Tournaisian (earliest Carboniferous) lungfishes were much more diverse than we thought. A paper from the TW:eed Project has described seven new taxa, with a range of tooth plate types not previously encountered in such early lungfishes(Smithson et al. 2015). It suggests that lungfishes underwent rapid evolution and developed dental novelties in the post-extinction world, exploiting newly available niches. One particular bed described in Clack et al. 2019 yielded elements of the largest Carboniferous lungfish ever found, and possibly of the largest lungfish ever. Curiously, no large tooth plates have been found, although several very small ones have been. This bed also includes elements of very large rhizodonts, and we suspect that at least two taxa are present. A peculiar rhizodont humerus (upper arm bone) has been found in the bed described in Otoo et al. (2018). For more details see below under ‘The rhizodont humerus project’.
Our team has described a new, relatively large, lungfish from low down in the Ballagan at Burnmouth ( Challands et al. 2019), and we're preparing a paper on a new Devonian lungfish from Greenland, alongside a review of other lungfishes from similar-aged localities in Greenland (Clack et al. 2018b). This paper shows that there was more diversity among Late Devonian lungfishes than previously appreciated, and our new taxon, named after Per Ahlberg, fits more closely anatomically among Carboniferous forms than Devonian ones.

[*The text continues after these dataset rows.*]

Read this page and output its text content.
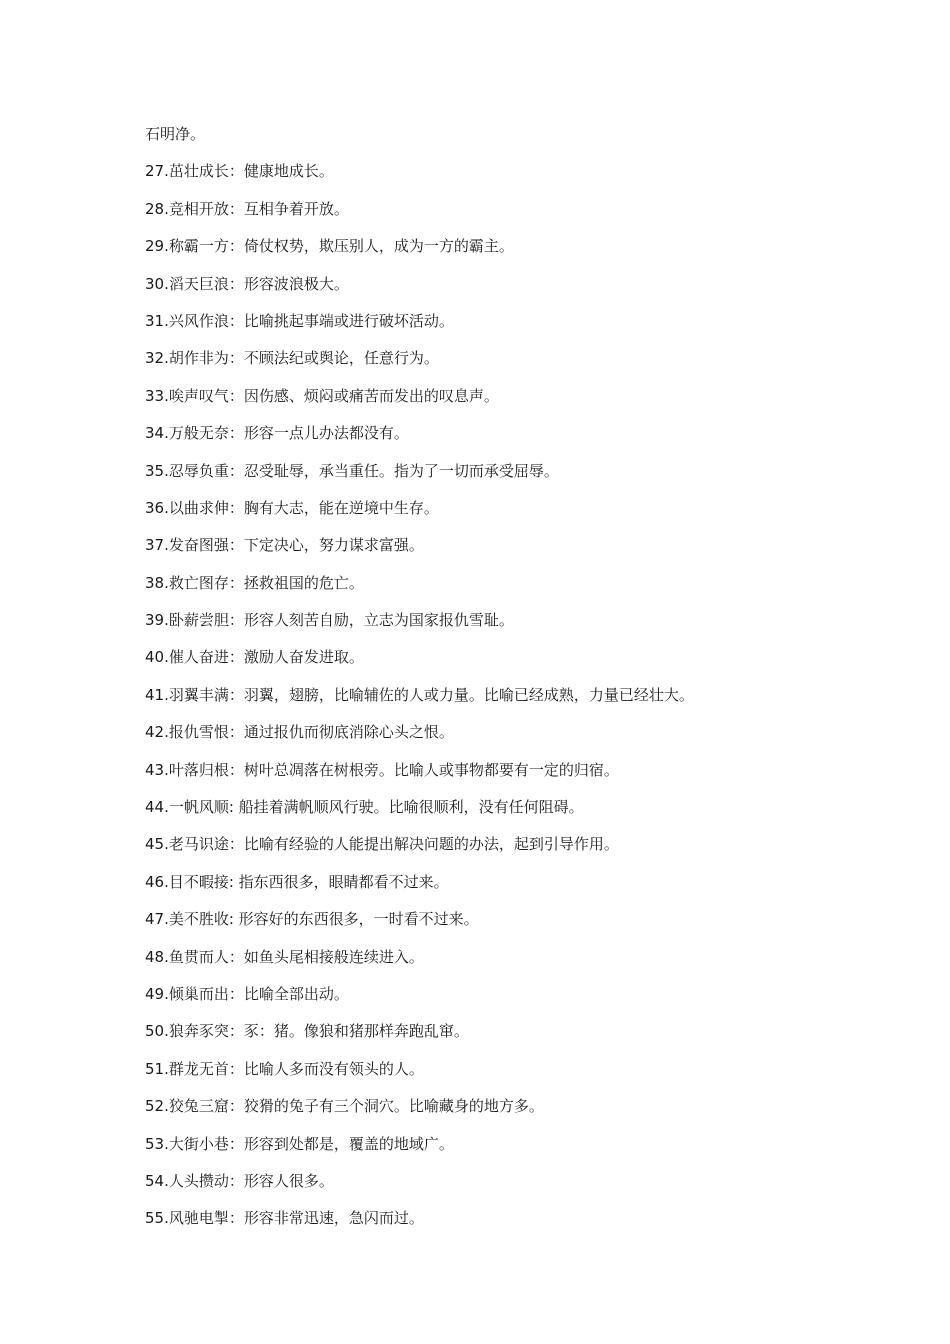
石明净。
27.茁壮成长：健康地成长。
28.竞相开放：互相争着开放。
29.称霸一方：倚仗权势，欺压别人，成为一方的霸主。
30.滔天巨浪：形容波浪极大。
31.兴风作浪：比喻挑起事端或进行破坏活动。
32.胡作非为：不顾法纪或舆论，任意行为。
33.唉声叹气：因伤感、烦闷或痛苦而发出的叹息声。
34.万般无奈：形容一点儿办法都没有。
35.忍辱负重：忍受耻辱，承当重任。指为了一切而承受屈辱。
36.以曲求伸：胸有大志，能在逆境中生存。
37.发奋图强：下定决心，努力谋求富强。
38.救亡图存：拯救祖国的危亡。
39.卧薪尝胆：形容人刻苦自励，立志为国家报仇雪耻。
40.催人奋进：激励人奋发进取。
41.羽翼丰满：羽翼，翅膀，比喻辅佐的人或力量。比喻已经成熟，力量已经壮大。
42.报仇雪恨：通过报仇而彻底消除心头之恨。
43.叶落归根：树叶总凋落在树根旁。比喻人或事物都要有一定的归宿。
44.一帆风顺: 船挂着满帆顺风行驶。比喻很顺利，没有任何阻碍。
45.老马识途：比喻有经验的人能提出解决问题的办法，起到引导作用。
46.目不暇接: 指东西很多，眼睛都看不过来。
47.美不胜收: 形容好的东西很多，一时看不过来。
48.鱼贯而人：如鱼头尾相接般连续进入。
49.倾巢而出：比喻全部出动。
50.狼奔豕突：豕：猪。像狼和猪那样奔跑乱窜。
51.群龙无首：比喻人多而没有领头的人。
52.狡兔三窟：狡猾的兔子有三个洞穴。比喻藏身的地方多。
53.大街小巷：形容到处都是，覆盖的地域广。
54.人头攒动：形容人很多。
55.风驰电掣：形容非常迅速，急闪而过。
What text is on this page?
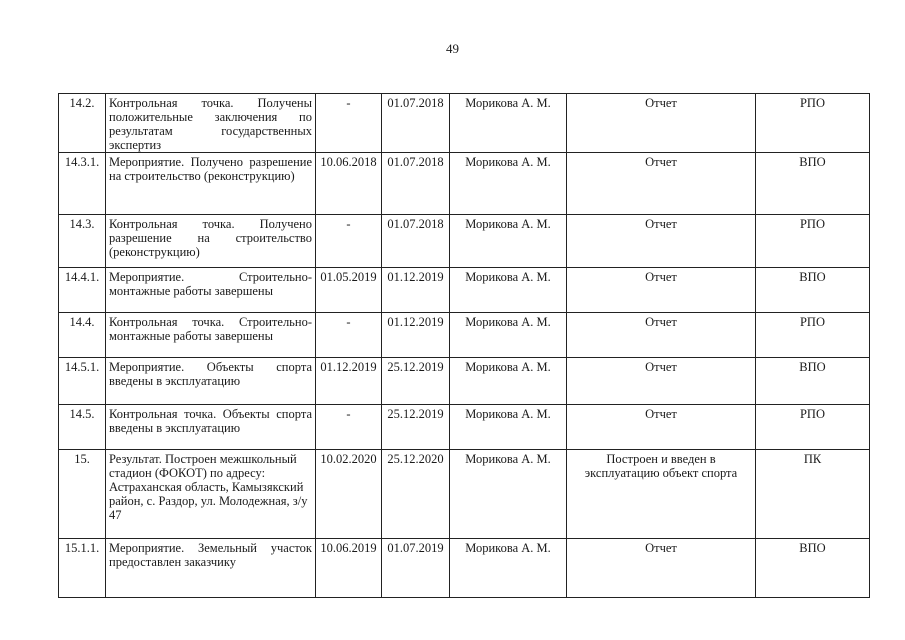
49
14.2.	Контрольная точка. Получены положительные заключения по результатам государственных экспертиз	-	01.07.2018	Морикова А. М.	Отчет	РПО
14.3.1.	Мероприятие. Получено разрешение на строительство (реконструкцию)	10.06.2018	01.07.2018	Морикова А. М.	Отчет	ВПО
14.3.	Контрольная точка. Получено разрешение на строительство (реконструкцию)	-	01.07.2018	Морикова А. М.	Отчет	РПО
14.4.1.	Мероприятие. Строительно-монтажные работы завершены	01.05.2019	01.12.2019	Морикова А. М.	Отчет	ВПО
14.4.	Контрольная точка. Строительно-монтажные работы завершены	-	01.12.2019	Морикова А. М.	Отчет	РПО
14.5.1.	Мероприятие. Объекты спорта введены в эксплуатацию	01.12.2019	25.12.2019	Морикова А. М.	Отчет	ВПО
14.5.	Контрольная точка. Объекты спорта введены в эксплуатацию	-	25.12.2019	Морикова А. М.	Отчет	РПО
15.	Результат. Построен межшкольный стадион (ФОКОТ) по адресу: Астраханская область, Камызякский район, с. Раздор, ул. Молодежная, з/у 47	10.02.2020	25.12.2020	Морикова А. М.	Построен и введен в эксплуатацию объект спорта	ПК
15.1.1.	Мероприятие. Земельный участок предоставлен заказчику	10.06.2019	01.07.2019	Морикова А. М.	Отчет	ВПО
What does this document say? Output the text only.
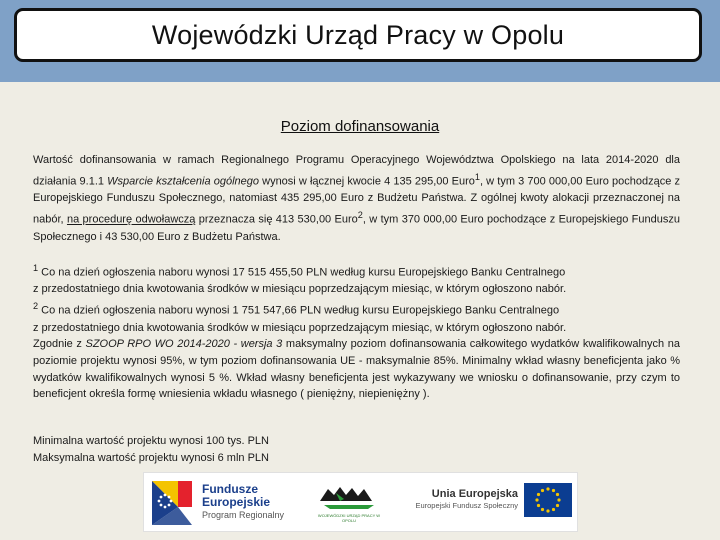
Wojewódzki Urząd Pracy w Opolu
Poziom dofinansowania

Wartość dofinansowania w ramach Regionalnego Programu Operacyjnego Województwa Opolskiego na lata 2014-2020 dla działania 9.1.1 Wsparcie kształcenia ogólnego wynosi w łącznej kwocie 4 135 295,00 Euro$^1$, w tym 3 700 000,00 Euro pochodzące z Europejskiego Funduszu Społecznego, natomiast 435 295,00 Euro z Budżetu Państwa. Z ogólnej kwoty alokacji przeznaczonej na nabór, na procedurę odwoławczą przeznacza się 413 530,00 Euro$^2$, w tym 370 000,00 Euro pochodzące z Europejskiego Funduszu Społecznego i 43 530,00 Euro z Budżetu Państwa.

$^1$ Co na dzień ogłoszenia naboru wynosi 17 515 455,50 PLN według kursu Europejskiego Banku Centralnego
z przedostatniego dnia kwotowania środków w miesiącu poprzedzającym miesiąc, w którym ogłoszono nabór.
$^2$ Co na dzień ogłoszenia naboru wynosi 1 751 547,66 PLN według kursu Europejskiego Banku Centralnego
z przedostatniego dnia kwotowania środków w miesiącu poprzedzającym miesiąc, w którym ogłoszono nabór.

Zgodnie z SZOOP RPO WO 2014-2020 - wersja 3 maksymalny poziom dofinansowania całkowitego wydatków kwalifikowalnych na poziomie projektu wynosi 95%, w tym poziom dofinansowania UE - maksymalnie 85%. Minimalny wkład własny beneficjenta jako % wydatków kwalifikowalnych wynosi 5 %. Wkład własny beneficjenta jest wykazywany we wniosku o dofinansowanie, przy czym to beneficjent określa formę wniesienia wkładu własnego ( pieniężny, niepieniężny ).

Minimalna wartość projektu wynosi 100 tys. PLN
Maksymalna wartość projektu wynosi 6 mln PLN

Fundusze
Europejskie
Program Regionalny	WOJEWÓDZKI URZĄD PRACY W OPOLU
Unia Europejska
Europejski Fundusz Społeczny
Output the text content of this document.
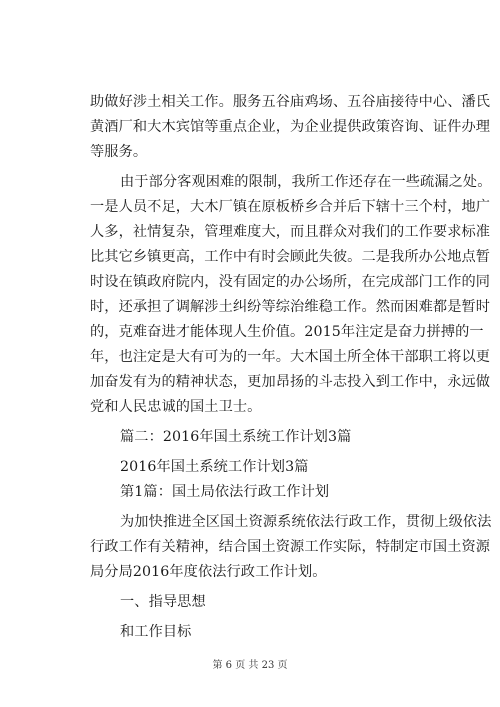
助做好涉土相关工作。服务五谷庙鸡场、五谷庙接待中心、潘氏
黄酒厂和大木宾馆等重点企业，为企业提供政策咨询、证件办理
等服务。
由于部分客观困难的限制，我所工作还存在一些疏漏之处。
一是人员不足，大木厂镇在原板桥乡合并后下辖十三个村，地广
人多，社情复杂，管理难度大，而且群众对我们的工作要求标准
比其它乡镇更高，工作中有时会顾此失彼。二是我所办公地点暂
时设在镇政府院内，没有固定的办公场所，在完成部门工作的同
时，还承担了调解涉土纠纷等综治维稳工作。然而困难都是暂时
的，克难奋进才能体现人生价值。2015年注定是奋力拼搏的一
年，也注定是大有可为的一年。大木国土所全体干部职工将以更
加奋发有为的精神状态，更加昂扬的斗志投入到工作中，永远做
党和人民忠诚的国土卫士。
篇二：2016年国土系统工作计划3篇
2016年国土系统工作计划3篇
第1篇：国土局依法行政工作计划
为加快推进全区国土资源系统依法行政工作，贯彻上级依法
行政工作有关精神，结合国土资源工作实际，特制定市国土资源
局分局2016年度依法行政工作计划。
一、指导思想
和工作目标
第 6 页 共 23 页
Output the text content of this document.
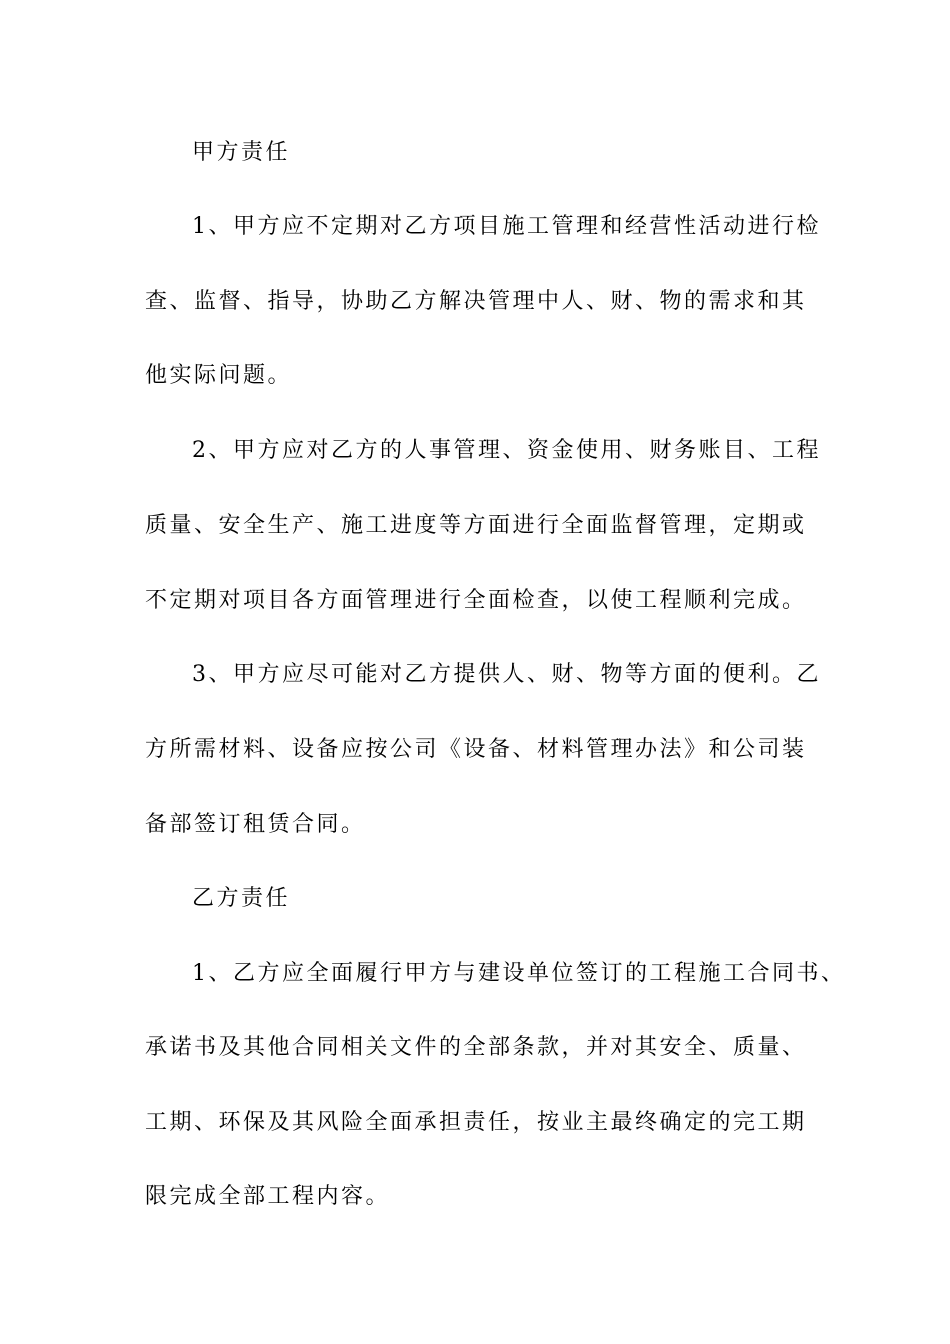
甲方责任
1、甲方应不定期对乙方项目施工管理和经营性活动进行检
查、监督、指导，协助乙方解决管理中人、财、物的需求和其
他实际问题。
2、甲方应对乙方的人事管理、资金使用、财务账目、工程
质量、安全生产、施工进度等方面进行全面监督管理，定期或
不定期对项目各方面管理进行全面检查，以使工程顺利完成。
3、甲方应尽可能对乙方提供人、财、物等方面的便利。乙
方所需材料、设备应按公司《设备、材料管理办法》和公司装
备部签订租赁合同。
乙方责任
1、乙方应全面履行甲方与建设单位签订的工程施工合同书、
承诺书及其他合同相关文件的全部条款，并对其安全、质量、
工期、环保及其风险全面承担责任，按业主最终确定的完工期
限完成全部工程内容。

Until our project, only two securely dated Tournaisian chondrichthyans had been described from the UK, and indeed those recorded from the rest of the world were questionably dated. Our project has found literally hundreds of chondrichthyan teeth in the Ballagan Formation, and many are now described and include two new taxa (Richards et al. 2018). Most of the teeth are complex plates that indicate durophagous (crushing) dentitions, and are more closely related to modern holocephalans (chimaeras) than to elasmobranchs (sharks).
Please see the TW:eed Project website for more details. Layman's summaries of some papers can also be found there, under Outreach->Publication Summaries.
Esther Sharp's (see Students) thesis on British Carboniferous lungfish included a review of the genus Ctenodus. This has now been worked up into a monograph for publication. Shortly after she had finished her thesis, a new specimen of Ctenodus interruptus was discovered and will be included in the final monograph. It is a remarkable specimen, being an almost complete articulated individual displaying not only a beautifully preserved skull roof with all six tooth plates visible, but also much of the postcranial skeleton. The tail region in particular is of interest for the primitive features it retains.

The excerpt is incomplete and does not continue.